Cultivo em qualquer lugar
As microalgas são pequenas criaturas resistentes que vivem em águas quentes e frias, salgadas e doces em todo o mundo, tornando-as grandes candidatas para cultivo em quase qualquer lugar — nas cidades, em terra ou no mar. De acordo com as estimativas da equipe da Universidade da Califórnia (UC), em Boulder, apenas 1 a 2 milhões de acres de lagoas abertas seriam necessários para produzir todo o cimento de que os Estados Unidos, o maior produtor mundial, precisam. Essa área corresponde a 0,5% de toda a superfície terrestre norte-americana e apenas 1% da usada para cultivar milho.
E o calcário não é o único produto que as microalgas podem criar: os lipídios, proteínas, açúcares e carboidratos desses pequenos seres vivos podem ser usados para produzir biocombustíveis, alimentos e cosméticos.
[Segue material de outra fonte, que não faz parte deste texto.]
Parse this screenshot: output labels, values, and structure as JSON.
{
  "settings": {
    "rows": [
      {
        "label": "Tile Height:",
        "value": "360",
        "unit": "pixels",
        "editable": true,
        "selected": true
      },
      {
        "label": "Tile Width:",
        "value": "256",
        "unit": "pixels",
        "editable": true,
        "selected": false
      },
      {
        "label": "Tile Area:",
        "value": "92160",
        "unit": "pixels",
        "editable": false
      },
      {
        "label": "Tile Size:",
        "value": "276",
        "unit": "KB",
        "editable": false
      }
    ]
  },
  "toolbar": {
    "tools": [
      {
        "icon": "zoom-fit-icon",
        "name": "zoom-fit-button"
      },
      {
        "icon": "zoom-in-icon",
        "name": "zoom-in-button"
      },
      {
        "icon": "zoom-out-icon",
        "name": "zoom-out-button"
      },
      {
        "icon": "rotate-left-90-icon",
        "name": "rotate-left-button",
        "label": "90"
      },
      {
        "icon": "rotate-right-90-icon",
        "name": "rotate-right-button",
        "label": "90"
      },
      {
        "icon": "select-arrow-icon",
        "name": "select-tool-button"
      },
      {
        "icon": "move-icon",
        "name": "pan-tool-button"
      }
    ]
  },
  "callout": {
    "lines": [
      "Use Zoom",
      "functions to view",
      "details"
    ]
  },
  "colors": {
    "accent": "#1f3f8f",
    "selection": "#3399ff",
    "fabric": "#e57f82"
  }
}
Isso significa que eles também podem ser uma fonte de outros coprodutos mais caros — ajudando a compensar os custos de produção de calcário.
Para criar os coprodutos a partir da biomassa de algas e aumentar a produção de calcário o mais rápido possível, os pesquisadores norte-americanos estão selecionando cepas e estudando a otimização do crescimento das microalgas. Há empresas interessadas em comprar esses materiais, e o calcário já está disponível em quantidades limitadas, disseram os engenheiros da UC Boulder. “O ritmo atual de construção global é impressionante, a caminho de construir uma nova cidade de Nova York todos os meses pelos próximos 40 anos”, diz Srubar.
Para o engenheiro, esse crescimento global não é apenas uma oportunidade para converter edifícios em sumidouros de carbono, mas para limpar a indústria da construção. Ele espera que a substituição do calcário extraído por uma versão caseira também possa melhorar a qualidade do ar, reduzir os danos ambientais e aumentar o acesso equitativo aos materiais de construção em todo o mundo.
“Fazemos mais concreto do que qualquer outro material do planeta, e isso significa que ele toca a vida de todos”, disse Srubar. “É muito importante lembrarmos que esse material deve ser acessível e fácil de produzir, e os benefícios devem ser compartilhados em escala global.”